This page is about the US Index of Industrial Production, a measure of total industrial output. The main question is where we are in the business cycle.
15 May 2013.
The Index of Industrial Production fell sharply during the recession, with a 19% drop from the peak in Aug 2007 to the trough in May 2009. Since then it has recovered substantially, but it is still below the previous peak. As of April, the annual growth rate was a little below its long-term average, indicating the recovery continues. (Background)
15 May 2013. Both graphs through Apr 2013. First graph courtesy of the Federal Reserve. Click either graph for larger image.
Index of industrial production background (18 Mar 2010) The index of industrial production measures the total output of the industrial sector of the economy. From the Federal Reserve: “The Federal Reserve's monthly index of industrial production … [covers] manufacturing, mining, and electric and gas utilities. The industrial sector, together with construction, accounts for the bulk of the variation in national output over the course of the business cycle. … The production index measures real output and is expressed as a percentage of real output in a base year, currently 2002.”

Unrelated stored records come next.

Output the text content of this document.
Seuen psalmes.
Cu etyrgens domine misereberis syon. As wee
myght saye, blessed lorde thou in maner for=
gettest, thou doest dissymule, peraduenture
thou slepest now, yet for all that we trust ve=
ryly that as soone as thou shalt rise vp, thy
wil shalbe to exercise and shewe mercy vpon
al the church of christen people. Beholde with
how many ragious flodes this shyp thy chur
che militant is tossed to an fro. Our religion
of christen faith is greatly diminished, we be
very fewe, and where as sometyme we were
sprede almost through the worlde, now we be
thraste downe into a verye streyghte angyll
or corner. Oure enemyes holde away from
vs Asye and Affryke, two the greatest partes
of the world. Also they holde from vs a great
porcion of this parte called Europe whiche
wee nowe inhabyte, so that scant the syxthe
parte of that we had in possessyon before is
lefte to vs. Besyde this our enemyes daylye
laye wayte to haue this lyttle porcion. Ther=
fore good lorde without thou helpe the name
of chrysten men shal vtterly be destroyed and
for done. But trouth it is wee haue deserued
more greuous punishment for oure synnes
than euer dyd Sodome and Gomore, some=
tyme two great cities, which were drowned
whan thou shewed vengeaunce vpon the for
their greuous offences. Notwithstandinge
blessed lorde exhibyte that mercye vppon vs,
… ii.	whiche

The OECD standard is to include construction, however the difference is smaller than it might appear since the US index does include most construction materials.
Value added in industrial production was about 23% of GDP in 2006. The US index has been calculated since 1919; the long term CAGR (Jan 1919 to Jan 2009) was 3.3%. Revisions are small – on average 0.26%. The manufacturing sub-index is also of primary interest, however it need not be followed separately since it is very highly correlated with the full index.